Car la fiction a rattrapé la réalité. Pour mieux marquer le lien indéfectible existant entre la formidable saga ayant contribué à sa renommée, la caserne est chaque année le théâtre, parmi d’autres lieux, d’une célébration dans le cadre du Ghostbusters Day. Celui-ci se déroule le 8 juin, date anniversaire de la sortie du premier film. En 2022, l’événement a reçu plusieurs invités dont les acteurs Joe Cirillo (le capitaine de police) et John Rothman (le responsable de la bibliothèque) ainsi que le figurant Stephen Friedland. Une réplique exacte de la voiture Ecto-1 est aussi garée devant le bâtiment à cette occasion tandis que de nombreux fans s’y rendent grimés en chasseurs de fantômes. Les bénéfices de l’événement sont reversés en partie à Hook & Ladder.
L’université de Columbia et la New York Public Library, les lieux fondateurs
Si la caserne est l’immeuble le plus emblématique de la saga à New York, la ville qui ne dort jamais possède également de nombreux autres lieux de tournage. Ainsi, plus au Nord, à la limite de l’Upper West Side et de Harlem, l’université de Columbia est un lieu fondateur. C’est là, au début de l’histoire, que travaillent Peter Venkman, Raymond Stantz et Egon Spengler. Tous trois chercheurs à l’université, ils décident d’ouvrir leur société d’investigations paranormales après avoir été radiés de leurs postes. La discussion fondatrice entre Peter Venkman et Raymond Stantz se passe alors sur le parvis, à droite de l’Alma Mater, la statue de la déesse Minerve, trônant devant les marches de la Low Library. L’endroit est facilement reconnaissable, mais si l’université avait autorisé la production à venir y filmer cette scène, elle avait en revanche exigé que son nom ne soit jamais cité dans le long-métrage !


La première chasse aux fantômes se déroule de son côté dans l’immense New York Public Library, la grande bibliothèque de la ville de New York dont deux imposantes statues de lion gardent l’entrée depuis la 42th Street. Peter Venkman et Raymond Stantz y rejoignent Egon Spengler dans l’immense et splendide salle de lecture appelée Rose Reading Room et se trouvant au dernier étage de ce bâtiment au charme intemporel. L’accès à cette vaste pièce est libre et les touristes peuvent encore la visiter gratuitement, à condition bien sûr que ce soit en silence car beaucoup de gens viennent y travailler. En revanche, la scène au sous-sol où les personnages rencontrent leur premier spectre, a été tournée dans la Richard J. Riordan Central Library de Los Angeles.
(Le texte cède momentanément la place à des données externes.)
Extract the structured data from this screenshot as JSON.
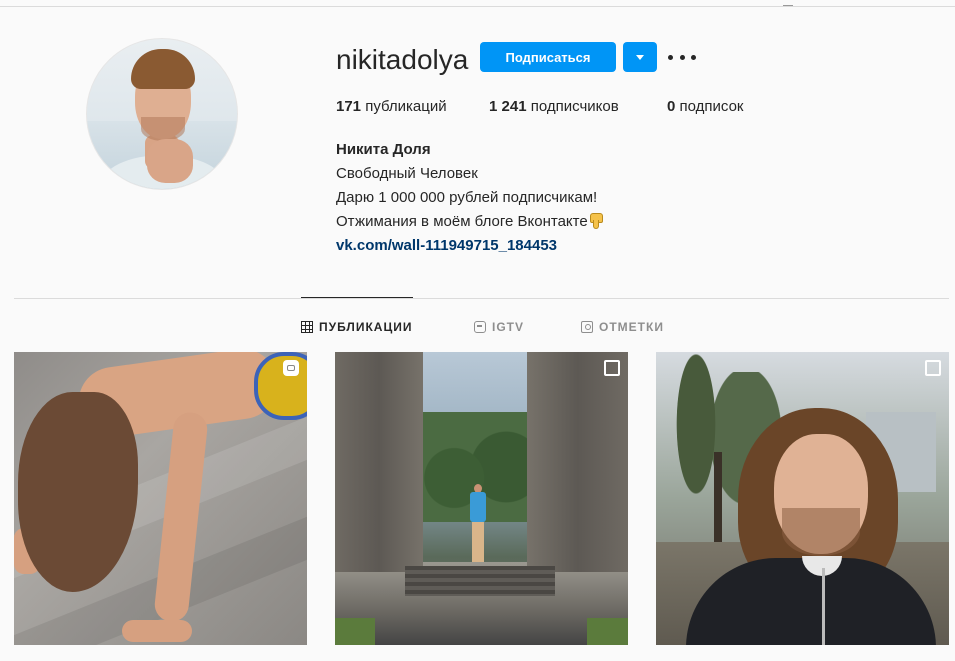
{
  "profile": {
    "username": "nikitadolya",
    "follow_label": "Подписаться",
    "stats": {
      "posts_count": "171",
      "posts_label": "публикаций",
      "followers_count": "1 241",
      "followers_label": "подписчиков",
      "following_count": "0",
      "following_label": "подписок"
    },
    "bio": {
      "name": "Никита Доля",
      "line1": "Свободный Человек",
      "line2": "Дарю 1 000 000 рублей подписчикам!",
      "line3": "Отжимания в моём блоге Вконтакте",
      "line3_emoji": "pointing-down-hand-icon",
      "link": "vk.com/wall-111949715_184453"
    }
  },
  "tabs": [
    {
      "label": "ПУБЛИКАЦИИ",
      "icon": "grid-icon",
      "active": true
    },
    {
      "label": "IGTV",
      "icon": "igtv-icon",
      "active": false
    },
    {
      "label": "ОТМЕТКИ",
      "icon": "tagged-icon",
      "active": false
    }
  ],
  "posts": [
    {
      "type": "igtv-video",
      "icon": "igtv-badge-icon"
    },
    {
      "type": "carousel",
      "icon": "carousel-badge-icon"
    },
    {
      "type": "carousel",
      "icon": "carousel-badge-icon"
    }
  ],
  "colors": {
    "accent": "#0095f6",
    "link": "#00376b",
    "text": "#262626",
    "muted": "#8e8e8e",
    "background": "#fafafa"
  }
}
Pour l’anecdote, juste en face de la bibliothèque, de l’autre côté de la 42th Street, se trouve le site imaginaire de la Manhattan City Bank, dont sortent les personnages principaux après que Ray a hypothéqué sa maison familiale pour fonder SOS Fantômes. Au moment où la production a posé ses caméras, il s’agissait de la Irving Trust Bank mais celle-ci a depuis bien longtemps quitté les lieux.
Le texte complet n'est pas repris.